Satyros X Mãe de Isabella
Com texto escrito por Lucas Arantes, o espetáculo “Edifício London” se inspira no caso do assassinado de Isabella Nardoni. Ela foi morta em 2008, aos cinco anos de idade. Seu pai e sua madrasta foram condenados na Justiça pelo crime. Diferentemente do livro sobre o Rei, a peça não cita nomes, senão o do edifício que serviu de cenário à tragédia. Há ainda, no texto, referências a clássicos da dramaturgia, como “Macbeth”, de Shakespeare, e “Medeia”, de Eurípedes.
O pedido de cancelamento da montagem na Justiça partiu da mãe de Isabella, Ana Carolina Oliveira, que se sentiu ofendida com a possibilidade de ver o drama representado no palco. A peça estrearia no início de março, mas teve sua temporada cancelada após decisão judicial assinada pelo desembargador Marcelo Fortes Barbosa Filho, da 6ª Câmara de Direito Privado do Tribunal de Justiça de São Paulo.
O texto da decisão judicial argumenta que, para Oliveira, a peça faz “remissão direta ao homicídio de que sua filha foi vítima, na qual, ‘em verdadeira aberração’, é, inclusive, lançada uma boneca decapitada por uma janela, configurando violação à imagem de sua filha morta e efetiva agressão a sua pessoa”.
“Aberração”, lembra o vice-diretor do teatro da USP Ferdinando Martins, foi o termo que censores utilizaram para se referir às peças de Nelson Rodrigues, durante o regime militar. “Essa mesma palavra foi utilizada pelo desembargador Marcelo Fortes Barbosa Filho em sua decisão proibindo ‘Edifício London’ de entrar em cartaz”, prossegue o autor de “Corpo, Comunicação e Censura: um Estudo a Partir do Arquivo Miroel Silveira”, que analisou processos de censura prévia ao teatro até os anos 1980.

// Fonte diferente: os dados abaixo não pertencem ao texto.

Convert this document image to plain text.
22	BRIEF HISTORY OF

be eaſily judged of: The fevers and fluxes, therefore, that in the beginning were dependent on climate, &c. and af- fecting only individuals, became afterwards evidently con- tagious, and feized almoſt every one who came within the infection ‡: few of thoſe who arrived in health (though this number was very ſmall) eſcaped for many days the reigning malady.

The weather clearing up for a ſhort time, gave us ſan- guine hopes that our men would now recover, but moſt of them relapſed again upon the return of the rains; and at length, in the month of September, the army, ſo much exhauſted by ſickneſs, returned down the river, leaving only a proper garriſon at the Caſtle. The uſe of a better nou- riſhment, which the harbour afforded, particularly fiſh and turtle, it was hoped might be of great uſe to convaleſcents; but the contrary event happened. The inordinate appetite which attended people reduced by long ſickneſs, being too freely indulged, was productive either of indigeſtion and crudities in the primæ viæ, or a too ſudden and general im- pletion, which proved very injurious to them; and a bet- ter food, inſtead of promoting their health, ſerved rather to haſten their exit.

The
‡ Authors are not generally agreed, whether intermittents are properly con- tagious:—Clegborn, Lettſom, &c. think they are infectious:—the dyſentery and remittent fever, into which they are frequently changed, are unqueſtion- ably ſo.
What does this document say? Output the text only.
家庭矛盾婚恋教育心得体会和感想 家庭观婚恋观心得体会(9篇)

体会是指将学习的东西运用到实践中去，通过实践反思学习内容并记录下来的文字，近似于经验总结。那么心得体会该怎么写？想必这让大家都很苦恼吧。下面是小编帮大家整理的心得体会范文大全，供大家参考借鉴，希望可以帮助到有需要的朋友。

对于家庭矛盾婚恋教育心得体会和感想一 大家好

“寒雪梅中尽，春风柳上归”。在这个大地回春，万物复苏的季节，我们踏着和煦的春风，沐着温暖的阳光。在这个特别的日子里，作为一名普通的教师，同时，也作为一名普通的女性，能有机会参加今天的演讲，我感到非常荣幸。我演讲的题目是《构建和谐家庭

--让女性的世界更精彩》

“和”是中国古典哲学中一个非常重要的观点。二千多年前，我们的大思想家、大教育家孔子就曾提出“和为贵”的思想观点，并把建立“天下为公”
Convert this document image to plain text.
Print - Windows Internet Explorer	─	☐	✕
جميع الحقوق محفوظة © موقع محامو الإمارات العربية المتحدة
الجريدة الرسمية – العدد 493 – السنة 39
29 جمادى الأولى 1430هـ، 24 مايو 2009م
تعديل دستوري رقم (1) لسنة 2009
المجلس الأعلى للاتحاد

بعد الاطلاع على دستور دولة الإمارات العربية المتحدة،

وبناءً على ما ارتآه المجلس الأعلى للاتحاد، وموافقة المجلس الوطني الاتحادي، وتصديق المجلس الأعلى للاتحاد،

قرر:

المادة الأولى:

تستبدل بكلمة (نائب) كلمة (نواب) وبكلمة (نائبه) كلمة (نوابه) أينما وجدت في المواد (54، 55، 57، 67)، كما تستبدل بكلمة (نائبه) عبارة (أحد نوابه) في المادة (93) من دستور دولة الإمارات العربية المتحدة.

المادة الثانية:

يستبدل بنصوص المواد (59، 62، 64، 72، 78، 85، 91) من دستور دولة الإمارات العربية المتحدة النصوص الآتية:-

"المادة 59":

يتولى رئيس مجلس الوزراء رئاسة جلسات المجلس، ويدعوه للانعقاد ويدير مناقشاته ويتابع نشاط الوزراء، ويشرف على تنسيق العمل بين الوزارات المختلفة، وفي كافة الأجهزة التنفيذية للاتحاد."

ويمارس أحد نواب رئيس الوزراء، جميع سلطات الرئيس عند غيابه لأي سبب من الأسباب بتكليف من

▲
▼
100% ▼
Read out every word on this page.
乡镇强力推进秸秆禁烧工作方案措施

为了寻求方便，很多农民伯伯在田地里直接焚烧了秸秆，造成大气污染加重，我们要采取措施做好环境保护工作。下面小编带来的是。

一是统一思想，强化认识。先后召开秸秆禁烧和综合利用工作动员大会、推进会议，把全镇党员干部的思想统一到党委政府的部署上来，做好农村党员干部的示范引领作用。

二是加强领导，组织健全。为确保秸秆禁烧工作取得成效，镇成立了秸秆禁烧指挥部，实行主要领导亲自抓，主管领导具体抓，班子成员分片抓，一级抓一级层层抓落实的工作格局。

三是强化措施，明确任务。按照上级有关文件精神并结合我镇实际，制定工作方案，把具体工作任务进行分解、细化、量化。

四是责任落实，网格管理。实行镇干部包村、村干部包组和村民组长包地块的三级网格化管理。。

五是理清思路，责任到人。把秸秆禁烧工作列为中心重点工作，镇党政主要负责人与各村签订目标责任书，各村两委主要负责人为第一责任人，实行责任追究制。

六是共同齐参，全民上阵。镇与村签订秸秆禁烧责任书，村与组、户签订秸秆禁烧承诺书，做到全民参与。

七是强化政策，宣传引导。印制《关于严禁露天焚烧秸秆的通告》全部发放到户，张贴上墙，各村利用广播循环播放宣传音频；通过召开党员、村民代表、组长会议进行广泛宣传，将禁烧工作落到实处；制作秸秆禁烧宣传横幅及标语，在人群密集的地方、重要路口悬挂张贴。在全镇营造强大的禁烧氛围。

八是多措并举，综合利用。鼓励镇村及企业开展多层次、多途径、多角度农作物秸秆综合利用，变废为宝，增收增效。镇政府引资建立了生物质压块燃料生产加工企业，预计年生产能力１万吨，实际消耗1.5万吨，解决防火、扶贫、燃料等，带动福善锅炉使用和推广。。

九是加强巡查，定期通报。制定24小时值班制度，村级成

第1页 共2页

Para Martins, a chamada “censura togada”, aquela que “é exercida pelo Judiciário para supostamente preservar a imagem de quem se sente ofendido ou prejudicado por alguma obra”, tem impedido o pensamento crítico propiciado pela produção cultural.
O pesquisador cita como exemplos de censura a proibição do filme “”A Serbian Film – Terror sem Limites” em 2011 pela Justiça de Minas Gerais, assinada pelo juiz Ricardo Rabelo, da 3ª Vara Federal. O texto da ação argumentava que o filme desrespeitava o Estatuto da Criança e do Adolescente (ECA), por exibir cenas de sexo com menores.
No ano passado, o mesmo juiz decidiu que não havia mais razões “de natureza jurídica” para o veto. Quase um ano após ser proibido em território nacional, o longa foi liberado.
Segundo Raffaele Petrini, diretor da produtora Petrini Filmes, que detém o direito de exibições do longa, a proibição causou prejuízos na ordem de R$ 50 mil, considerando custos com ações judiciais. “E, depois que o filme foi liberado, os cinemas ficaram com medo de serem acionados judicialmente”, diz. “Em São Paulo, nenhuma sala, do circuito independente inclusive, teve interesse na exibição.”
Há outro fato “interessante” no caso do espetáculo “Edifício London”, prossegue Martins: a peça foi proibida às vésperas da estreia. “Esse procedimento era empregado na época da ditadura militar (1964-1985) para prejudicar as companhias e os artistas, que já haviam investido tempo e dinheiro na montagem”, conclui o professor.